Palma de Mallorca inspires another poem by John Coyne (Ethiopia)
More than twice the size of my small island of Minorca is the island of Majorca or Mallorca, the largest island in the Balearic Islands archipelago that also includes Ibiza and Formentera. I have been to all of them, and you should travel there as well. Here’s a poem that came out of one of my visits to the big island.
Palma De Mallorca
The woman in the hotel pool
swam in steady lengths,
mindless of the Mediterranean,
the yellow sun on harbor walls,
the dance of docked white yachts.
Mindless as well of my gin and tonic,
or Robert Graves, buried
in the thick crust of Deya.
Her blond hair combed
the turquoise water.
Beyond the high tips of palm trees,
Palma de Mallorca rushed by,
while she kept pace in her wet world.
Swimmers know nothing
but their breath,
the pull of muscles,
and coolness of flesh.
She did not know us,
watching her slight body,
tan limbs framed in red.
I moved my drink
with the care given antiques,
wanting to hold
the yellowness of light
caught in my glass,
wanting to hold this last image
of the island and the sea.
But she rose from the water
with a rush,
spraying the terrace deck,
the sunset in the Paseo Maritimo,
this tourist postcard of Spain.
Aloha. Hooray. Another shot across the bow of poetry ship. Ed
Smooth and relaxing as your gin & tonic. I was right there swimming alongside, then couldn’t keep up and returned to the poet and another sip.

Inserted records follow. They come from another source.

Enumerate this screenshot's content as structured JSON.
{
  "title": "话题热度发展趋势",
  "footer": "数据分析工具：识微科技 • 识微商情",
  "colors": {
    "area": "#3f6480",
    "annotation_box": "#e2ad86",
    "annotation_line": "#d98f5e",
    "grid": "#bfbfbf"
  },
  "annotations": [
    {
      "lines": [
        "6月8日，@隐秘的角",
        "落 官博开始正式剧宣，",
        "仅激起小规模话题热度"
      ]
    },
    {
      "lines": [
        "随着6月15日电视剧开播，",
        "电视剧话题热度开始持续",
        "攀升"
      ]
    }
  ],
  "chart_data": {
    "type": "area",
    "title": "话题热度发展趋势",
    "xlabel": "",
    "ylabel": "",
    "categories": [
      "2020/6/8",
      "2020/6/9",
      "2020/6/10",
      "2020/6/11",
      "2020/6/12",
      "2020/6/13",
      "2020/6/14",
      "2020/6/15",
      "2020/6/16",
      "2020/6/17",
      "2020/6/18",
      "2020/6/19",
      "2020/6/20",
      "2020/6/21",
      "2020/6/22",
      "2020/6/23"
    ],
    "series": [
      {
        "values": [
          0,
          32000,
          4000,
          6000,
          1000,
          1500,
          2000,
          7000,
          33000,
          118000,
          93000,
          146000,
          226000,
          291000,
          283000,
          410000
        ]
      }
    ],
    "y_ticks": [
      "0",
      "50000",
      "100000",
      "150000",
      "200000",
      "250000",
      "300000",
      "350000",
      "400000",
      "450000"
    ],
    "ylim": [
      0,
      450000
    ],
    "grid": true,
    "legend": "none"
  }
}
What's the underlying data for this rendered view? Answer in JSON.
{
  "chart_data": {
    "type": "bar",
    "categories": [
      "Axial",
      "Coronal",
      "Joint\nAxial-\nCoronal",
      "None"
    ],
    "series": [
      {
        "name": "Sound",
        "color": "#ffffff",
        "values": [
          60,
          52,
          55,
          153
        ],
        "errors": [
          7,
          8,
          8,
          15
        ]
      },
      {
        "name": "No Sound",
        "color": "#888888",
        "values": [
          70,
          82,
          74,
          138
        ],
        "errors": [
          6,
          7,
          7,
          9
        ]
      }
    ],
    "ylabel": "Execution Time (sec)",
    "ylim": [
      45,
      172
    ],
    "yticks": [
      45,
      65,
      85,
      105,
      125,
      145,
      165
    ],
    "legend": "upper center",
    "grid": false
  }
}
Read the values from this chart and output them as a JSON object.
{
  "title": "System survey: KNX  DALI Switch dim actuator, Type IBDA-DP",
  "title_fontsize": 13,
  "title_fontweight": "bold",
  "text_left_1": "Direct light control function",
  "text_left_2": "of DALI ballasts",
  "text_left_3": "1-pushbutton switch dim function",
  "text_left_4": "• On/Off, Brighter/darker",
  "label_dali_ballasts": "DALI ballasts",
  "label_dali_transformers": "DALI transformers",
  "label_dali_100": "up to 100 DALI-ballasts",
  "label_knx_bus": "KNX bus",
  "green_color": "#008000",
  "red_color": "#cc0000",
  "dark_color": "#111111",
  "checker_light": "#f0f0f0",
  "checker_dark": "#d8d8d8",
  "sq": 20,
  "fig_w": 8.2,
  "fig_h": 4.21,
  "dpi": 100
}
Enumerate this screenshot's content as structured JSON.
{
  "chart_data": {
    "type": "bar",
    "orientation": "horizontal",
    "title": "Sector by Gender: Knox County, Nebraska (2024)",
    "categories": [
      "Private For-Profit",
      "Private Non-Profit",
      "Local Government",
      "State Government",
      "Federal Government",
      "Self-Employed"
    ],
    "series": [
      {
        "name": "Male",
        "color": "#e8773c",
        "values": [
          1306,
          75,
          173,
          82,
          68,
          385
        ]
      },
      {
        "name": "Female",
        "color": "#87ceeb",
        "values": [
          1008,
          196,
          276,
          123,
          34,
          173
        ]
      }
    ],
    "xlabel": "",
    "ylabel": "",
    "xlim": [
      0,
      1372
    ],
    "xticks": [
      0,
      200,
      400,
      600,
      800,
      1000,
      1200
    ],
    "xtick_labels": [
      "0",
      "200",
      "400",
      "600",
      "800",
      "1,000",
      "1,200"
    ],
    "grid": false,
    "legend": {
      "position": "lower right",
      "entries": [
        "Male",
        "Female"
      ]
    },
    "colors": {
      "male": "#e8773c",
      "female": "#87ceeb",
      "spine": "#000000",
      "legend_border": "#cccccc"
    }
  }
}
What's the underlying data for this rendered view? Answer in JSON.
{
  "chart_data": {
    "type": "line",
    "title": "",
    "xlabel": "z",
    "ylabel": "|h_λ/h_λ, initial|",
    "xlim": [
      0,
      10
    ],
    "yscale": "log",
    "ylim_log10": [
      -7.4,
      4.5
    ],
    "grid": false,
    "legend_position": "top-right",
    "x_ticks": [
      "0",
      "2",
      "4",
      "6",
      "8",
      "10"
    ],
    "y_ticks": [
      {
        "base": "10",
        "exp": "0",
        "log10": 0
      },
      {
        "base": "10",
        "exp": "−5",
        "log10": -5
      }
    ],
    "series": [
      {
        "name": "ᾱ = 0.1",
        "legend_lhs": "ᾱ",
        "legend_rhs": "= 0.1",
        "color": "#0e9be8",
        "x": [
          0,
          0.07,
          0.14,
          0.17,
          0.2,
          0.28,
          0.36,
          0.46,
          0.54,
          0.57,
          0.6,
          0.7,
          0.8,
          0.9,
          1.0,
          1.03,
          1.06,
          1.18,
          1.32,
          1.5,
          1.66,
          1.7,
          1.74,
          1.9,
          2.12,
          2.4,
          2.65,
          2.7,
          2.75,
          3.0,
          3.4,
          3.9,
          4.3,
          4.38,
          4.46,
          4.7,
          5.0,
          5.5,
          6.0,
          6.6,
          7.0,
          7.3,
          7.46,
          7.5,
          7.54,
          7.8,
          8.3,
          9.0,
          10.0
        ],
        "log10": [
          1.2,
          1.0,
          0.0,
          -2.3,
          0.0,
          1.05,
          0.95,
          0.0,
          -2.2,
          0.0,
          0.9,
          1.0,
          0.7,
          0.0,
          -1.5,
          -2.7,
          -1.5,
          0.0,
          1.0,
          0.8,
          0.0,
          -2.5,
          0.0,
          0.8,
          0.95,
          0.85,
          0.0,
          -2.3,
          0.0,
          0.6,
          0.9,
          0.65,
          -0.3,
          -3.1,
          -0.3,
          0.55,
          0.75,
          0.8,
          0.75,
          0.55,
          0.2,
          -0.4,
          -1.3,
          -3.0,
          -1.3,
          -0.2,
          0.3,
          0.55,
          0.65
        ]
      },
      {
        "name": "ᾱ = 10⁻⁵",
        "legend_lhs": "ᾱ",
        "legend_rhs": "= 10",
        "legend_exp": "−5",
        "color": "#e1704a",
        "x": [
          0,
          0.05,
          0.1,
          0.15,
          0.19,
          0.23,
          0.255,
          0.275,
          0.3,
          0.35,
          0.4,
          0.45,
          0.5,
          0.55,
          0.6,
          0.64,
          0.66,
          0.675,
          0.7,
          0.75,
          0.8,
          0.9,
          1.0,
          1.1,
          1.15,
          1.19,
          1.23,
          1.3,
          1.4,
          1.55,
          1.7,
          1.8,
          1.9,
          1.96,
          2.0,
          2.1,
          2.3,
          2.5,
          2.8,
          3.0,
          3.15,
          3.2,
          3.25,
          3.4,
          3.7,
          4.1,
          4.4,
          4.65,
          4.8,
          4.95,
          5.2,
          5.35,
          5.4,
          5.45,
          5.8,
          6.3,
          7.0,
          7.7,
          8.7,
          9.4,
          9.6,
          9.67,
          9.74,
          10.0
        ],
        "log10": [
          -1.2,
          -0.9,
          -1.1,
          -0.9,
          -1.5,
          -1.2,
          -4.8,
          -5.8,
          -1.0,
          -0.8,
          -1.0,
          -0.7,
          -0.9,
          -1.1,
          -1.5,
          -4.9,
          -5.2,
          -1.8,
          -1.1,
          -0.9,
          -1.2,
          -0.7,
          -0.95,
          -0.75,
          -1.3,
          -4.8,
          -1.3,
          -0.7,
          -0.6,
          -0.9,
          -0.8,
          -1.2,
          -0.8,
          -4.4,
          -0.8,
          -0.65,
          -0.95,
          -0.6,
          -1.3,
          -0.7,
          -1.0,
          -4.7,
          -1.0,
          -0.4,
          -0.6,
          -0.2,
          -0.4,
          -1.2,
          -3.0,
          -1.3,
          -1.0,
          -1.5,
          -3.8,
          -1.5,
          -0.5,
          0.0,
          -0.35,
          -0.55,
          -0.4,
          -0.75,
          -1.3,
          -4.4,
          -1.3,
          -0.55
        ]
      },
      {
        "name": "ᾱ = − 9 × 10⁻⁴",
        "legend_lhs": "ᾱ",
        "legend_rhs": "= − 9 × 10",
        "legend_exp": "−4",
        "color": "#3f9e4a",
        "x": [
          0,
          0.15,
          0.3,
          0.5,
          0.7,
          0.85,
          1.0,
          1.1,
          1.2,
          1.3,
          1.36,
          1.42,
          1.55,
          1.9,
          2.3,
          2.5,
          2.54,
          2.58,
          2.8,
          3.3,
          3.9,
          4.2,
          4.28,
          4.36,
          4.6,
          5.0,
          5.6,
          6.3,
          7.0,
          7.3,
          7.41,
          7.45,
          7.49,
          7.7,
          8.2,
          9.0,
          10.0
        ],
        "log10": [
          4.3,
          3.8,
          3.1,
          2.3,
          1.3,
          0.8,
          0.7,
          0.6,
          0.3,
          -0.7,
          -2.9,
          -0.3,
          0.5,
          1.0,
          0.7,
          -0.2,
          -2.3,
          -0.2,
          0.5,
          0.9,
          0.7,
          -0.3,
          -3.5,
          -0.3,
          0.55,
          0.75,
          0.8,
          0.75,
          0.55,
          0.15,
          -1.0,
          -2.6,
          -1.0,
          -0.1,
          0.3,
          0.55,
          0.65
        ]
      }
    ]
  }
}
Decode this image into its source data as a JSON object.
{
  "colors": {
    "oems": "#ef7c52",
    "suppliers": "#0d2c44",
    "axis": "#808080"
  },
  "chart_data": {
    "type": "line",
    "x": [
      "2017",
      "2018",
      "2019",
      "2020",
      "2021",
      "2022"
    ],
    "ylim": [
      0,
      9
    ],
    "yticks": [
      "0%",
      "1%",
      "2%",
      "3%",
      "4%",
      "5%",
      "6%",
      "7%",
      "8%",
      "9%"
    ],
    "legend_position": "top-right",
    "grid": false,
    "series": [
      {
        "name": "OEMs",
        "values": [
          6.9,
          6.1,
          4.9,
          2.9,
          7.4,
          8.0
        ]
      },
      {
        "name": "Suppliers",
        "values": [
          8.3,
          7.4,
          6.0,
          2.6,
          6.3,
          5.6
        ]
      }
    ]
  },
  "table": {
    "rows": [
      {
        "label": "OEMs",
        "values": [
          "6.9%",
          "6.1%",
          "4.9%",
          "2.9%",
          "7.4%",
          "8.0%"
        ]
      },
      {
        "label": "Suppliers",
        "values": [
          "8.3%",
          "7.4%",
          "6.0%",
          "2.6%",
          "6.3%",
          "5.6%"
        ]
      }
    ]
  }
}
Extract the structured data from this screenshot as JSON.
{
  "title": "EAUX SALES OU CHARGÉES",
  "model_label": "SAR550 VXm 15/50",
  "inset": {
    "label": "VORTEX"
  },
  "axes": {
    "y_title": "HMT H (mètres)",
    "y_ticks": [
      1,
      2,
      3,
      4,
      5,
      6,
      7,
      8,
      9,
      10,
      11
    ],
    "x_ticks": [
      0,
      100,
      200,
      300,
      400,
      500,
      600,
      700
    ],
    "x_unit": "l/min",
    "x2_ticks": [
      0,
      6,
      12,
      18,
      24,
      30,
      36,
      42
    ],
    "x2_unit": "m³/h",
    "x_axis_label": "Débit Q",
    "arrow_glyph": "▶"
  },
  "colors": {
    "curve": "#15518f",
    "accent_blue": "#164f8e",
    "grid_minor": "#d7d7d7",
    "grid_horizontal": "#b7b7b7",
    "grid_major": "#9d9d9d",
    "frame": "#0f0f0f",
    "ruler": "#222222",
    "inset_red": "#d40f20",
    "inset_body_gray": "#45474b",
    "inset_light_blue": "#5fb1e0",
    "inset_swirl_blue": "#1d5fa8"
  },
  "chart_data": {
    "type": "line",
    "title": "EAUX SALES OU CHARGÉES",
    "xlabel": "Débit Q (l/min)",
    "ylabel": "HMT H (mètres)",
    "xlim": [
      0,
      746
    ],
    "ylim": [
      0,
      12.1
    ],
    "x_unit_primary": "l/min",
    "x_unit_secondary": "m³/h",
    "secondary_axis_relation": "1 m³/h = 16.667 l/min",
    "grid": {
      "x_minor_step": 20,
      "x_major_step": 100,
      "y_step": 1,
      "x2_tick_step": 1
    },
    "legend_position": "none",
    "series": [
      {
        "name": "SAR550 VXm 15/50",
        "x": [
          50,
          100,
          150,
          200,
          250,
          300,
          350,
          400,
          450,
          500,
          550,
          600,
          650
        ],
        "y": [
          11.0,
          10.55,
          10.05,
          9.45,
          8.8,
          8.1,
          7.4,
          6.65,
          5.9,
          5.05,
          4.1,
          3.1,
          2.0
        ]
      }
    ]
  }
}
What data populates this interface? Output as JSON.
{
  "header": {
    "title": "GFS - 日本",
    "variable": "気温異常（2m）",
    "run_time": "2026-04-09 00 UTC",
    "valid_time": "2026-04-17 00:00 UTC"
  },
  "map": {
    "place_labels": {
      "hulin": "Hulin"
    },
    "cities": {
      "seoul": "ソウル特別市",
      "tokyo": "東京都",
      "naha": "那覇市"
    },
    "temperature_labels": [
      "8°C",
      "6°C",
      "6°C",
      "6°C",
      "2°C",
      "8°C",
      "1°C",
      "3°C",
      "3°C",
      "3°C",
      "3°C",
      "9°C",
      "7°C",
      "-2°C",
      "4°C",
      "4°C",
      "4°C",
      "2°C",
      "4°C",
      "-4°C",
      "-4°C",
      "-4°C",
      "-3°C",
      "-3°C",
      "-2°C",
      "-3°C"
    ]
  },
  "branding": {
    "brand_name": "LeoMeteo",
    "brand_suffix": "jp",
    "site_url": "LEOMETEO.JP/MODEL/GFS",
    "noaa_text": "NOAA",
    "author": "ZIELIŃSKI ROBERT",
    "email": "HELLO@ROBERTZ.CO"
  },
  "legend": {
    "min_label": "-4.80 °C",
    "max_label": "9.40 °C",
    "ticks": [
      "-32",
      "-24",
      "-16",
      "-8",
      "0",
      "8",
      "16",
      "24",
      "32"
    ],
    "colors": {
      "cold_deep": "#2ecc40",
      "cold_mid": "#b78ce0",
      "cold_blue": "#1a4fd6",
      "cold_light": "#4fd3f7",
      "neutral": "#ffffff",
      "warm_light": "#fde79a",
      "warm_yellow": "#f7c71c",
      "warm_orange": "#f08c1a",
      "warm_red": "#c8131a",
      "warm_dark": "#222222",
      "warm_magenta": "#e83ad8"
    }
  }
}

at my age, I couldn’t get past the gin and tonic…. Delightful poem! thx. Ken
Ken and John,
“at my age, couldn’t get past”
“The woman in the hotel pool”
would require cataracts removed
to distinguish “Her blond hair combed”
from the whitecaps swelling in the blue,
would beg a few more gin tonics
to fancy “her slight body, tan limbs
framed in red.” But you tapped
the sunset of my mind, long stilled,
with “this tourist postcard of Spain.”